Archer's fingers trailed through my hair, then he rested his hands on my waist once more. "It's not a mailing list, Princess. It's... well yeah, I guess it's like that, in a way. I have access because of Phillip. He worked a lot of anti-trafficking cases, and when I inherited everything, I also inherited his passcodes. I don't use them often because I don't have any interest in becoming a civil servant or even a vigilante. But I'd used it once before, and something sent me to access it a couple of days before Riot Night. I couldn't even say what it was, but I logged in and forgot to log out. That's how I saw your name pop up."
My stomach churned, and I fidgeted with one of the buttons on his shirt. "You used it once before?"
He jerked a nod. "As a favor to a friend. There was a girl, Seph. She was barely thirteen when her father listed her contract, a punishment for someone else's infractions."

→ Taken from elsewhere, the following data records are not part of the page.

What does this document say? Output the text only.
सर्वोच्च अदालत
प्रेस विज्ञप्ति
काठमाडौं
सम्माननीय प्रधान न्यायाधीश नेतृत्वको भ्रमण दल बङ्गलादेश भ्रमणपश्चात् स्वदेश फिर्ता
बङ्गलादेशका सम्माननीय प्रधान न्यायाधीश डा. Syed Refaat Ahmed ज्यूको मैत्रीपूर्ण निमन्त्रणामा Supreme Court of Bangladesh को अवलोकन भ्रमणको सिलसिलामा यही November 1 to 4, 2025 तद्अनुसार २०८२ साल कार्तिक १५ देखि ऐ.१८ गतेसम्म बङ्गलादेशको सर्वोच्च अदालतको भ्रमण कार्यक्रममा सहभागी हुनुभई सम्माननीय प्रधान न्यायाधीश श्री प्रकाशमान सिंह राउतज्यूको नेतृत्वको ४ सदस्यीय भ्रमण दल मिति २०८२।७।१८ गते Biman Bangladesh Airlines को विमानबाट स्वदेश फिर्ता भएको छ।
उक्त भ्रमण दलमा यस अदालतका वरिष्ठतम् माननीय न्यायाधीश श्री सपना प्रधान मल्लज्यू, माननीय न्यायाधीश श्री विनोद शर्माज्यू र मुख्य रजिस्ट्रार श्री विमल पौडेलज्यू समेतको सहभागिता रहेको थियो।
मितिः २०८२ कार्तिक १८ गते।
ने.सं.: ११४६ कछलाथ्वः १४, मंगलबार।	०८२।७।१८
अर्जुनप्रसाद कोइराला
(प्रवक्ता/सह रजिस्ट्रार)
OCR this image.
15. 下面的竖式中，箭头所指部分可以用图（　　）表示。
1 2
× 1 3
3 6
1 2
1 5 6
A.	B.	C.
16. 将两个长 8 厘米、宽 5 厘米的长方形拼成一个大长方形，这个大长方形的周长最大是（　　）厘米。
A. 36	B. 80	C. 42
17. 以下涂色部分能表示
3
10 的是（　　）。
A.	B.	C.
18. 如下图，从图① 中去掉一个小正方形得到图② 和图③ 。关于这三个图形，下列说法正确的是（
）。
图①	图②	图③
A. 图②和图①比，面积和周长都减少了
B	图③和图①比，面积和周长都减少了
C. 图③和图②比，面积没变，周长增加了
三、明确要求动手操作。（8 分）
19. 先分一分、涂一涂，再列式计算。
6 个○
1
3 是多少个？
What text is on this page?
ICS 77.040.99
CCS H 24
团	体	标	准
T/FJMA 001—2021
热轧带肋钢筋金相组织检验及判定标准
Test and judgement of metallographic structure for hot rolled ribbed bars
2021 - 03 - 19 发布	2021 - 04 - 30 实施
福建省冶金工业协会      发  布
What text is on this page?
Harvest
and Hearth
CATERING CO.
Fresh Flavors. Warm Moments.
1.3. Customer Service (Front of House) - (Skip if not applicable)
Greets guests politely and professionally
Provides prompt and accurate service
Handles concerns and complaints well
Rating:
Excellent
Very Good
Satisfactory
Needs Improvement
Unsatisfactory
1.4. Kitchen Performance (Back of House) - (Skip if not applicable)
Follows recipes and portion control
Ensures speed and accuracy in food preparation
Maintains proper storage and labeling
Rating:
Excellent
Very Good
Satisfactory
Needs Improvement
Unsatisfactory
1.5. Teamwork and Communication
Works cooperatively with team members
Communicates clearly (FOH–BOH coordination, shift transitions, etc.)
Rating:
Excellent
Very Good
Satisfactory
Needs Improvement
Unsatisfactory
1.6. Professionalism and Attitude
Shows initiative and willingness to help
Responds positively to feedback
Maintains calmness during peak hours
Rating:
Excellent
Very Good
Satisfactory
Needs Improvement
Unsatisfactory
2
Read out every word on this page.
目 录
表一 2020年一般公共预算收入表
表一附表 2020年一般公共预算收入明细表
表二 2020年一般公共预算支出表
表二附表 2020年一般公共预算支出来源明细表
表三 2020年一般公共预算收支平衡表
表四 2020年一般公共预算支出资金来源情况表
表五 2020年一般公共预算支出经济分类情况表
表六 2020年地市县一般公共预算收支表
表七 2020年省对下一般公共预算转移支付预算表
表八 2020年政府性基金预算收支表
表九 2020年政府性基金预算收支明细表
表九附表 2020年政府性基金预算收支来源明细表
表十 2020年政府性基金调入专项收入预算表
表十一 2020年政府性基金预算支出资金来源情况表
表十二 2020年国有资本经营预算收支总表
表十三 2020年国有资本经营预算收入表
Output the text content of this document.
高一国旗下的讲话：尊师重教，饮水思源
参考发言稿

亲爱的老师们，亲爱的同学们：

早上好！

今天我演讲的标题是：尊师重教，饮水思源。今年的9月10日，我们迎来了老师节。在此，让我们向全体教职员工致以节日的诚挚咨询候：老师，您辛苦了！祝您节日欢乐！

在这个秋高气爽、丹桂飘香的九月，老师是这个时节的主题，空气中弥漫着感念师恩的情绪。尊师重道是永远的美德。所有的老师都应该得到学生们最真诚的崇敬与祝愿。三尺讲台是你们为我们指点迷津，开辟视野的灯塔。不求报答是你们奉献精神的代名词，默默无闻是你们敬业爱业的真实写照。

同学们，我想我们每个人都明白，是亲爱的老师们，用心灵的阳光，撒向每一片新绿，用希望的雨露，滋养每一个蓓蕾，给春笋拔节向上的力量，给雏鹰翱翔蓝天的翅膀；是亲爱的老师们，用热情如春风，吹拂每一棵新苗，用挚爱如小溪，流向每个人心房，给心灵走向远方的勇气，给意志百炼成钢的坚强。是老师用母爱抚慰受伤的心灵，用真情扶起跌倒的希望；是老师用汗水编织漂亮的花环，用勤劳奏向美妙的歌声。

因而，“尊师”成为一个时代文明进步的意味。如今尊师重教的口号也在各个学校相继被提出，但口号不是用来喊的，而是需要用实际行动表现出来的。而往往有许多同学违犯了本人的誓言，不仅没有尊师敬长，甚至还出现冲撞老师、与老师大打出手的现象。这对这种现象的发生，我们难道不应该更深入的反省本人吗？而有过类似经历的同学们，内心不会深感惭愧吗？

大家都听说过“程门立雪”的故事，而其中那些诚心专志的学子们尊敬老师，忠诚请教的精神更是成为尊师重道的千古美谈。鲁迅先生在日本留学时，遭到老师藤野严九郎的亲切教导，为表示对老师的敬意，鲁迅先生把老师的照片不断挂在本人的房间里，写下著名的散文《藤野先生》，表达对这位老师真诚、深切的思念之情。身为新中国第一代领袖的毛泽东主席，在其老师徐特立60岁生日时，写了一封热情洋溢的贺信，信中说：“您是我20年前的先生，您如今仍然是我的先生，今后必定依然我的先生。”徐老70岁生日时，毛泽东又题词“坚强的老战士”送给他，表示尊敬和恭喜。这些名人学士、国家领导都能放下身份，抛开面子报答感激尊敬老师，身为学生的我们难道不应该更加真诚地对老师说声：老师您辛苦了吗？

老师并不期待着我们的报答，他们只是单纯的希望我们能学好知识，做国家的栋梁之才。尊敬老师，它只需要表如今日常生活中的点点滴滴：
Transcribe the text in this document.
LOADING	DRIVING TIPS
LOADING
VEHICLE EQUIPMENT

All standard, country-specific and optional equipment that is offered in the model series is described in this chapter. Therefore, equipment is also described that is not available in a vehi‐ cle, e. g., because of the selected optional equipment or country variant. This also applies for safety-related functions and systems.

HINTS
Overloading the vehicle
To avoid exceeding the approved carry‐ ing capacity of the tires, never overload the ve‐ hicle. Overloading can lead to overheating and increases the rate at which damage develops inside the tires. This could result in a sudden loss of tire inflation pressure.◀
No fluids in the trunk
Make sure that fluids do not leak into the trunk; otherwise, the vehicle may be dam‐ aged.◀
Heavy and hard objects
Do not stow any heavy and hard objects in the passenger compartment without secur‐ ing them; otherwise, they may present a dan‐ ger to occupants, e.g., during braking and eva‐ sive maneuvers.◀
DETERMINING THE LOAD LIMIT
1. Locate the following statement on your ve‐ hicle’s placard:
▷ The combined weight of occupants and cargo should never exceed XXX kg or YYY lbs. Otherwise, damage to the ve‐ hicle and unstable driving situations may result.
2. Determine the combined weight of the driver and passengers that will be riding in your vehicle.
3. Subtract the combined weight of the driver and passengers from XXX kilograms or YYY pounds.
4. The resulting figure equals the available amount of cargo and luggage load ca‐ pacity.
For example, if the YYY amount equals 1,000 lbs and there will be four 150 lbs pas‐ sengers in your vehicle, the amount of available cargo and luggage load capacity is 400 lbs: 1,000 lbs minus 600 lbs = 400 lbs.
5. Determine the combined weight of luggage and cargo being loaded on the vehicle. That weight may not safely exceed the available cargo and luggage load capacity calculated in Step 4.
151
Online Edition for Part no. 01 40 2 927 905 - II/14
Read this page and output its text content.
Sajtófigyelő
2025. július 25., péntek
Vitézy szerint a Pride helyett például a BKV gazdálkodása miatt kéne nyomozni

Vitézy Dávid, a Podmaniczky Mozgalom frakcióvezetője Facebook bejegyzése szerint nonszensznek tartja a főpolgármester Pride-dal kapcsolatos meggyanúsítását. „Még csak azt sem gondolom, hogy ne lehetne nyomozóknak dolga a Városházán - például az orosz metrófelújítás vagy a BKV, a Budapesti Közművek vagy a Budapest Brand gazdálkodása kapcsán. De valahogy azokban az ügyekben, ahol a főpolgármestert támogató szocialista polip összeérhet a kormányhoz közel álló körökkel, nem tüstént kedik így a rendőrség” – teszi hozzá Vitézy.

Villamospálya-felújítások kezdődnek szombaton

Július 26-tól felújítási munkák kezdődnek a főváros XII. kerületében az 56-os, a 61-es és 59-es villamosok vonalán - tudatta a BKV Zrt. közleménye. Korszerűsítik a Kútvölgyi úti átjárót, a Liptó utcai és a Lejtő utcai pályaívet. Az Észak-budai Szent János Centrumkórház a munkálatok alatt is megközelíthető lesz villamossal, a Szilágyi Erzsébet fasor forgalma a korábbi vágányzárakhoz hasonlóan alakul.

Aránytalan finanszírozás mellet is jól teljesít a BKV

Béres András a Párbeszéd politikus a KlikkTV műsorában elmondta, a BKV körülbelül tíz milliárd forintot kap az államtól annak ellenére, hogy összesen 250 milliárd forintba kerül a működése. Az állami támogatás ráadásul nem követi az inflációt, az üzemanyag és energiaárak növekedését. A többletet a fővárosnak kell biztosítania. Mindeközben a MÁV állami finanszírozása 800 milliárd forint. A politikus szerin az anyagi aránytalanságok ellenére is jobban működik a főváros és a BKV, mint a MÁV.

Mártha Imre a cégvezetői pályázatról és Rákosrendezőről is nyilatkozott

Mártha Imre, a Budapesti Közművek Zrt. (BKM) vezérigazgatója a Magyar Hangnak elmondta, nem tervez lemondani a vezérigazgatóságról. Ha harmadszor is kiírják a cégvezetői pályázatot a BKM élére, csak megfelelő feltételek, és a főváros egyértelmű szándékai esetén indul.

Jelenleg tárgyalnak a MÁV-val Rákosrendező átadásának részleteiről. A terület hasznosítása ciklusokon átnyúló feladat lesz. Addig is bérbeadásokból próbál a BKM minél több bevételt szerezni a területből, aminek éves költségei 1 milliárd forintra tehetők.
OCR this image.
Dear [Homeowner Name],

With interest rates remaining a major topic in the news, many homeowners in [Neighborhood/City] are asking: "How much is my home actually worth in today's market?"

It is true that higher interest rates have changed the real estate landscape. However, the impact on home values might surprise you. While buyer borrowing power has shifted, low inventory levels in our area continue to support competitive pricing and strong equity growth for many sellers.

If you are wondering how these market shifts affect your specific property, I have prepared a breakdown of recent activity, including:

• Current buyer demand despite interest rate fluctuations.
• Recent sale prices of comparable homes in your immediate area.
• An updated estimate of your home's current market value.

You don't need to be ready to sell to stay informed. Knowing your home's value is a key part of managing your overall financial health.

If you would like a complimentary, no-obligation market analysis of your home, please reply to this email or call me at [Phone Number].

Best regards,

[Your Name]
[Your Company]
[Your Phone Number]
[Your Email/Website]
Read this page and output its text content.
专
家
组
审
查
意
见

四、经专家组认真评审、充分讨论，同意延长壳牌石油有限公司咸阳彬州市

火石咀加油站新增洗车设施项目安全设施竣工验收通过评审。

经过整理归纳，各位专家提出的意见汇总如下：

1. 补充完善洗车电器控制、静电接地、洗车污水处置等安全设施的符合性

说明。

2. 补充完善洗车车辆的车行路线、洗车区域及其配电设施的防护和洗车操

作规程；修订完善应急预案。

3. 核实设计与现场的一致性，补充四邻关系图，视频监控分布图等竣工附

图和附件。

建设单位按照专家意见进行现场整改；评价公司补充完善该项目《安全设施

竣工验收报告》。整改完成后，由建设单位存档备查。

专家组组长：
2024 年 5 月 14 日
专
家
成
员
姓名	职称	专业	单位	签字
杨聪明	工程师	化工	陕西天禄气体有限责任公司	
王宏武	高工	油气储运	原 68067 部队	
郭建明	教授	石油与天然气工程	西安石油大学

"Oh fuck," I murmured, and pressed a hand to my lips, disgusted. "Your friend... am I right in thinking it was a favor for Hades?"
"It was." He met my gaze steadily, not giving anything away.
He didn't need to, though. "You saved a thirteen-year-old girl from sex slavery? Yeah, I can see now why Steele said Hades would take our side if push came to shove." Then another piece clicked together in my brain. "Seph. Cute. What's it short for?"
Archer grinned. "Persephone. It's not her birth name, but it's the name she uses, much like Hades. It works for them."
"Can I meet them one day?" Because I was all kinds of curious to put faces to names. Not that they were integral to my story, not at all. But I got the feeling real friends were few and far between in Archer D'Ath's world. I'd like to meet one of the few he had outside of our house.